The general time listed for single use is “1–7 days.”
Given the foregoing, we find that the People did not prove by a preponderance of the evidence ( see People v. Clough, 306 A.D.2d 556, 557, 759 N.Y.S.2d 820 [2003], lv. denied100 N.Y.2d 593, 766 N.Y.S.2d 168, 798 N.E.2d 352 [2003] )—and the court did not have a “legitimate basis” for concluding—that defendant used marihuana during his furlough (People v. Outley, 80 N.Y.2d at 713, 594 N.Y.S.2d 683, 610 N.E.2d 356; see People v. Fiammegta, 14 N.Y.3d 90, 96–98, 896 N.Y.S.2d 735, 923 N.E.2d 1123 [2010]; compare People v. Purcelle, 107 A.D.3d 1050, 1051–1052, 966 N.Y.S.2d 608 [2013]; People v. Straight, 106 A.D.3d at 1191–1192, 964 N.Y.S.2d 755 [2013] ). Further, contrary to the court's understanding, defendant was not advised, when granted a furlough, that if he “tested positive” for drugs when he returned he would receive an enhanced sentence. Accordingly, the sentence must be vacated and the matter remitted to County Court to either impose the original agreed-upon sentence or to give defendant an opportunity to withdraw his plea ( see People v. Tole, 119 A.D.3d 982, 984, 989 N.Y.S.2d 185 [2014]; People v. Becker, 80 A.D.3d 795, 796–797, 914 N.Y.S.2d 383 [2011] ).

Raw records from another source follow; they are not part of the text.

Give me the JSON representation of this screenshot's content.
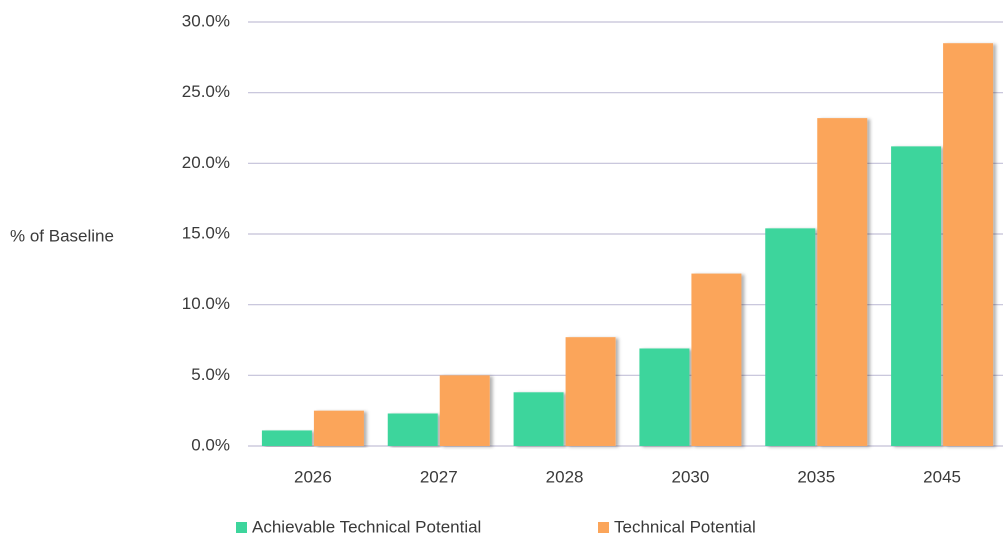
{
  "chart_data": {
    "type": "bar",
    "y_label": "% of Baseline",
    "categories": [
      "2026",
      "2027",
      "2028",
      "2030",
      "2035",
      "2045"
    ],
    "series": [
      {
        "name": "Achievable Technical Potential",
        "color": "#3dd59c",
        "values": [
          1.1,
          2.3,
          3.8,
          6.9,
          15.4,
          21.2
        ]
      },
      {
        "name": "Technical Potential",
        "color": "#fba55a",
        "values": [
          2.5,
          5.0,
          7.7,
          12.2,
          23.2,
          28.5
        ]
      }
    ],
    "ylim": [
      0,
      30
    ],
    "yticks": [
      {
        "value": 0,
        "label": "0.0%"
      },
      {
        "value": 5,
        "label": "5.0%"
      },
      {
        "value": 10,
        "label": "10.0%"
      },
      {
        "value": 15,
        "label": "15.0%"
      },
      {
        "value": 20,
        "label": "20.0%"
      },
      {
        "value": 25,
        "label": "25.0%"
      },
      {
        "value": 30,
        "label": "30.0%"
      }
    ],
    "grid": true,
    "legend": "bottom"
  }
}
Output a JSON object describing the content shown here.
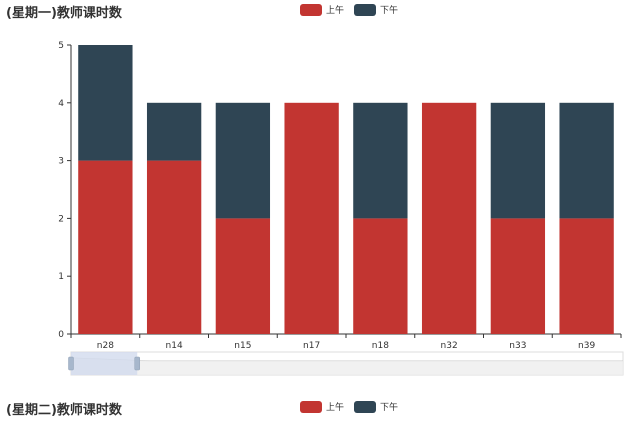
{
  "colors": {
    "morning": "#c23531",
    "afternoon": "#2f4554",
    "axis": "#333333",
    "zoom_fill": "#d2dbee"
  },
  "charts": [
    {
      "title": "(星期一)教师课时数",
      "legend": [
        "上午",
        "下午"
      ]
    },
    {
      "title": "(星期二)教师课时数",
      "legend": [
        "上午",
        "下午"
      ]
    }
  ],
  "chart_data": [
    {
      "type": "bar",
      "stacked": true,
      "title": "(星期一)教师课时数",
      "categories": [
        "n28",
        "n14",
        "n15",
        "n17",
        "n18",
        "n32",
        "n33",
        "n39"
      ],
      "series": [
        {
          "name": "上午",
          "values": [
            3,
            3,
            2,
            4,
            2,
            4,
            2,
            2
          ]
        },
        {
          "name": "下午",
          "values": [
            2,
            1,
            2,
            0,
            2,
            0,
            2,
            2
          ]
        }
      ],
      "ylim": [
        0,
        5
      ],
      "yticks": [
        0,
        1,
        2,
        3,
        4,
        5
      ],
      "legend_position": "top-center",
      "grid": false,
      "data_zoom": {
        "start": 0,
        "end": 0.12
      }
    },
    {
      "type": "bar",
      "stacked": true,
      "title": "(星期二)教师课时数",
      "series": [
        {
          "name": "上午",
          "values": []
        },
        {
          "name": "下午",
          "values": []
        }
      ],
      "legend_position": "top-center"
    }
  ]
}
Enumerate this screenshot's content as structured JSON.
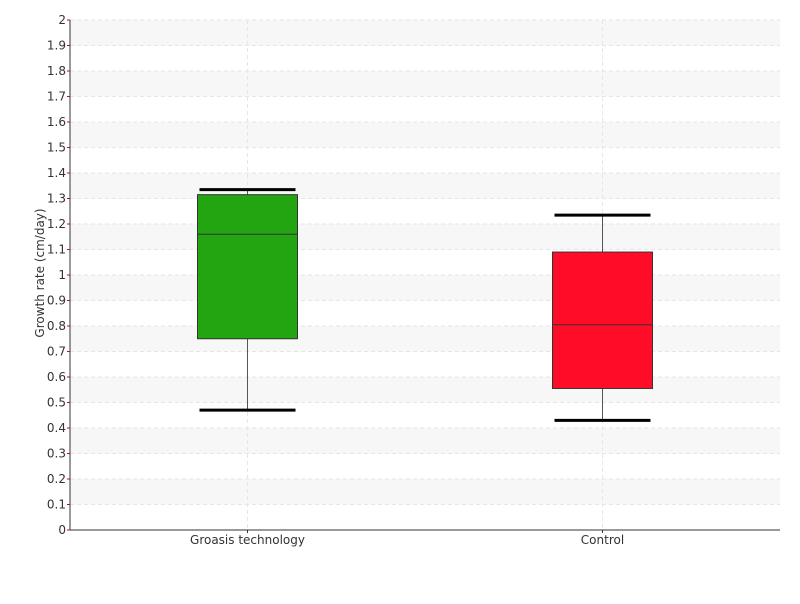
{
  "chart_data": {
    "type": "box",
    "title": "",
    "xlabel": "",
    "ylabel": "Growth rate (cm/day)",
    "ylim": [
      0,
      2
    ],
    "y_ticks": [
      "0",
      "0.1",
      "0.2",
      "0.3",
      "0.4",
      "0.5",
      "0.6",
      "0.7",
      "0.8",
      "0.9",
      "1",
      "1.1",
      "1.2",
      "1.3",
      "1.4",
      "1.5",
      "1.6",
      "1.7",
      "1.8",
      "1.9",
      "2"
    ],
    "grid": true,
    "categories": [
      "Groasis technology",
      "Control"
    ],
    "boxes": [
      {
        "category": "Groasis technology",
        "whisker_low": 0.47,
        "q1": 0.75,
        "median": 1.16,
        "q3": 1.315,
        "whisker_high": 1.335,
        "color": "#22a511"
      },
      {
        "category": "Control",
        "whisker_low": 0.43,
        "q1": 0.555,
        "median": 0.805,
        "q3": 1.09,
        "whisker_high": 1.235,
        "color": "#ff0d28"
      }
    ]
  }
}
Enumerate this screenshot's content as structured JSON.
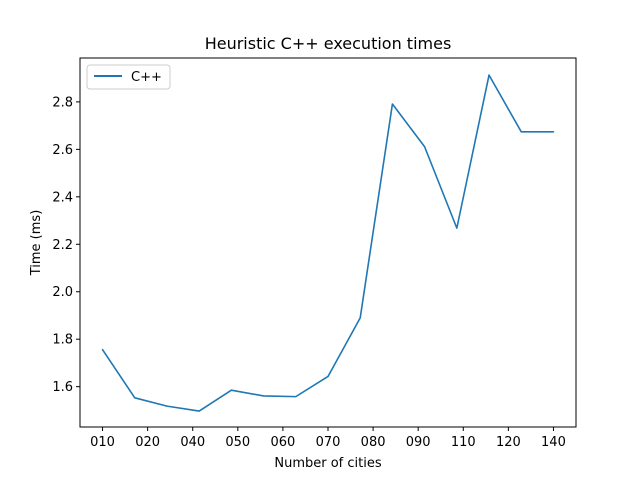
{
  "chart_data": {
    "type": "line",
    "title": "Heuristic C++ execution times",
    "xlabel": "Number of cities",
    "ylabel": "Time (ms)",
    "x_tick_labels": [
      "010",
      "020",
      "040",
      "050",
      "060",
      "070",
      "080",
      "090",
      "110",
      "120",
      "140"
    ],
    "x_tick_positions": [
      0,
      1.4,
      2.8,
      4.2,
      5.6,
      7.0,
      8.4,
      9.8,
      11.2,
      12.6,
      14.0
    ],
    "x": [
      0,
      1,
      2,
      3,
      4,
      5,
      6,
      7,
      8,
      9,
      10,
      11,
      12,
      13,
      14
    ],
    "series": [
      {
        "name": "C++",
        "color": "#1f77b4",
        "values": [
          1.756,
          1.553,
          1.518,
          1.497,
          1.585,
          1.561,
          1.558,
          1.643,
          1.89,
          2.791,
          2.611,
          2.268,
          2.913,
          2.674,
          2.674
        ]
      }
    ],
    "xlim": [
      -0.7,
      14.7
    ],
    "ylim": [
      1.43,
      2.985
    ],
    "y_ticks": [
      1.6,
      1.8,
      2.0,
      2.2,
      2.4,
      2.6,
      2.8
    ],
    "y_tick_labels": [
      "1.6",
      "1.8",
      "2.0",
      "2.2",
      "2.4",
      "2.6",
      "2.8"
    ],
    "grid": false,
    "legend_position": "top-left"
  }
}
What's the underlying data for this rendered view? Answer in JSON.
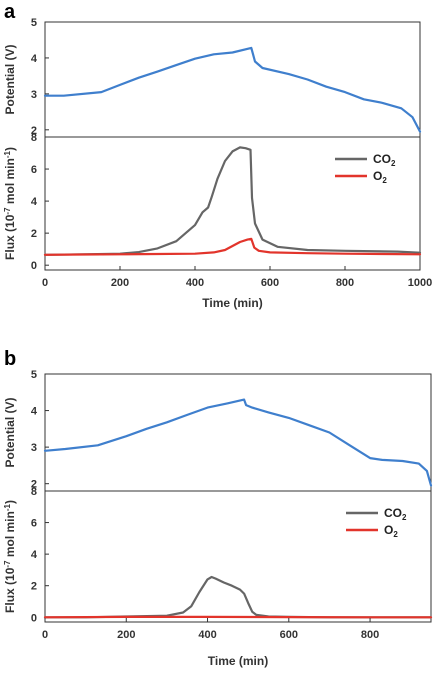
{
  "chart_data": [
    {
      "panel": "a",
      "type": "line",
      "xlabel": "Time (min)",
      "xlim": [
        0,
        1000
      ],
      "xticks": [
        "0",
        "200",
        "400",
        "600",
        "800",
        "1000"
      ],
      "subplots": [
        {
          "ylabel": "Potential (V)",
          "ylim": [
            1.8,
            5
          ],
          "yticks": [
            "2",
            "3",
            "4",
            "5"
          ],
          "series": [
            {
              "color": "#3f7fcd",
              "x": [
                0,
                50,
                150,
                200,
                250,
                300,
                350,
                400,
                450,
                500,
                550,
                560,
                580,
                650,
                700,
                750,
                800,
                850,
                900,
                950,
                980,
                1000
              ],
              "y": [
                2.95,
                2.95,
                3.05,
                3.25,
                3.45,
                3.62,
                3.8,
                3.98,
                4.1,
                4.15,
                4.28,
                3.9,
                3.72,
                3.55,
                3.4,
                3.2,
                3.05,
                2.85,
                2.75,
                2.6,
                2.35,
                1.95
              ]
            }
          ]
        },
        {
          "ylabel_parts": [
            "Flux (10",
            "-7",
            " mol min",
            "-1",
            ")"
          ],
          "ylim": [
            -0.3,
            8
          ],
          "yticks": [
            "0",
            "2",
            "4",
            "6",
            "8"
          ],
          "legend": [
            "CO",
            "2",
            "O",
            "2"
          ],
          "legend_position": "top-right",
          "series": [
            {
              "name": "CO2",
              "color": "#666666",
              "x": [
                0,
                100,
                200,
                250,
                300,
                350,
                400,
                420,
                435,
                445,
                460,
                480,
                500,
                520,
                535,
                548,
                552,
                560,
                580,
                620,
                700,
                800,
                940,
                1000
              ],
              "y": [
                0.65,
                0.68,
                0.72,
                0.82,
                1.05,
                1.5,
                2.5,
                3.3,
                3.6,
                4.3,
                5.4,
                6.5,
                7.1,
                7.35,
                7.3,
                7.2,
                4.2,
                2.6,
                1.6,
                1.15,
                0.95,
                0.9,
                0.85,
                0.78
              ]
            },
            {
              "name": "O2",
              "color": "#e2342b",
              "x": [
                0,
                100,
                200,
                300,
                400,
                450,
                480,
                500,
                520,
                540,
                550,
                558,
                570,
                600,
                700,
                800,
                900,
                1000
              ],
              "y": [
                0.65,
                0.67,
                0.68,
                0.7,
                0.72,
                0.8,
                0.95,
                1.2,
                1.45,
                1.6,
                1.65,
                1.1,
                0.9,
                0.8,
                0.75,
                0.72,
                0.7,
                0.68
              ]
            }
          ]
        }
      ]
    },
    {
      "panel": "b",
      "type": "line",
      "xlabel": "Time (min)",
      "xlim": [
        0,
        950
      ],
      "xticks": [
        "0",
        "200",
        "400",
        "600",
        "800"
      ],
      "subplots": [
        {
          "ylabel": "Potential (V)",
          "ylim": [
            1.8,
            5
          ],
          "yticks": [
            "2",
            "3",
            "4",
            "5"
          ],
          "series": [
            {
              "color": "#3f7fcd",
              "x": [
                0,
                50,
                130,
                200,
                250,
                300,
                350,
                400,
                450,
                490,
                495,
                510,
                550,
                600,
                650,
                700,
                750,
                800,
                830,
                880,
                920,
                940,
                950
              ],
              "y": [
                2.9,
                2.95,
                3.05,
                3.3,
                3.5,
                3.68,
                3.88,
                4.08,
                4.2,
                4.3,
                4.15,
                4.08,
                3.95,
                3.8,
                3.6,
                3.4,
                3.05,
                2.7,
                2.65,
                2.62,
                2.55,
                2.35,
                1.95
              ]
            }
          ]
        },
        {
          "ylabel_parts": [
            "Flux (10",
            "-7",
            " mol min",
            "-1",
            ")"
          ],
          "ylim": [
            -0.3,
            8
          ],
          "yticks": [
            "0",
            "2",
            "4",
            "6",
            "8"
          ],
          "legend": [
            "CO",
            "2",
            "O",
            "2"
          ],
          "legend_position": "top-right",
          "series": [
            {
              "name": "CO2",
              "color": "#666666",
              "x": [
                0,
                100,
                200,
                300,
                340,
                360,
                380,
                400,
                410,
                420,
                440,
                460,
                480,
                490,
                500,
                510,
                520,
                550,
                600,
                700,
                800,
                950
              ],
              "y": [
                0.0,
                0.0,
                0.05,
                0.1,
                0.3,
                0.7,
                1.6,
                2.4,
                2.55,
                2.45,
                2.2,
                2.0,
                1.75,
                1.5,
                0.9,
                0.35,
                0.15,
                0.05,
                0.02,
                0.0,
                0.0,
                0.0
              ]
            },
            {
              "name": "O2",
              "color": "#e2342b",
              "x": [
                0,
                200,
                400,
                600,
                800,
                950
              ],
              "y": [
                0.0,
                0.02,
                0.02,
                0.01,
                0.0,
                0.0
              ]
            }
          ]
        }
      ]
    }
  ]
}
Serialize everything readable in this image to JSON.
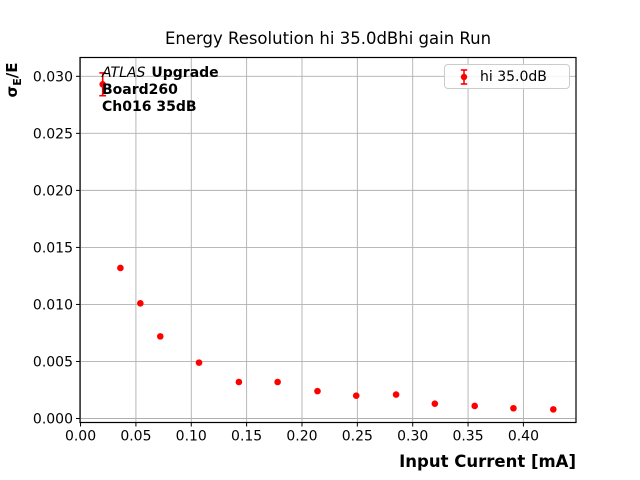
{
  "chart_data": {
    "type": "scatter",
    "title": "Energy Resolution hi 35.0dBhi gain Run",
    "xlabel": "Input Current [mA]",
    "ylabel": "σE/E",
    "ylabel_parts": {
      "sigma": "σ",
      "sub": "E",
      "rest": "/E"
    },
    "xlim": [
      -0.0005,
      0.4475
    ],
    "ylim": [
      -0.00035,
      0.03165
    ],
    "grid": true,
    "grid_color": "#b0b0b0",
    "x_ticks": {
      "values": [
        0.0,
        0.05,
        0.1,
        0.15,
        0.2,
        0.25,
        0.3,
        0.35,
        0.4
      ],
      "labels": [
        "0.00",
        "0.05",
        "0.10",
        "0.15",
        "0.20",
        "0.25",
        "0.30",
        "0.35",
        "0.40"
      ]
    },
    "y_ticks": {
      "values": [
        0.0,
        0.005,
        0.01,
        0.015,
        0.02,
        0.025,
        0.03
      ],
      "labels": [
        "0.000",
        "0.005",
        "0.010",
        "0.015",
        "0.020",
        "0.025",
        "0.030"
      ]
    },
    "series": [
      {
        "name": "hi 35.0dB",
        "color": "#ff0000",
        "marker": "circle-with-errorbar",
        "x": [
          0.02,
          0.036,
          0.054,
          0.072,
          0.107,
          0.143,
          0.178,
          0.214,
          0.249,
          0.285,
          0.32,
          0.356,
          0.391,
          0.427
        ],
        "y": [
          0.0293,
          0.0132,
          0.0101,
          0.0072,
          0.0049,
          0.0032,
          0.0032,
          0.0024,
          0.002,
          0.0021,
          0.0013,
          0.0011,
          0.0009,
          0.0008
        ],
        "yerr": [
          0.001,
          0,
          0,
          0,
          0,
          0,
          0,
          0,
          0,
          0,
          0,
          0,
          0,
          0
        ]
      }
    ],
    "legend": {
      "position": "upper right",
      "label": "hi 35.0dB"
    },
    "annotation": {
      "line1_italic": "ATLAS",
      "line1_bold": "Upgrade",
      "line2": "Board260",
      "line3": "Ch016 35dB"
    }
  }
}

The investigator testified that he attempted to repeat the urine test four hours later, but the controls on the test were not triggered because defendant provided a cold, non-urine sample; County Court found that this evinced defendant's consciousness of guilt. Nonetheless, this did not provide evidence of when defendant ingested marihuana.
ORDERED that the judgment is modified, on the law, by vacating the sentence imposed; matter remitted to the County Court of Broome County for further proceedings not inconsistent with this Court's decision; and, as so modified, affirmed.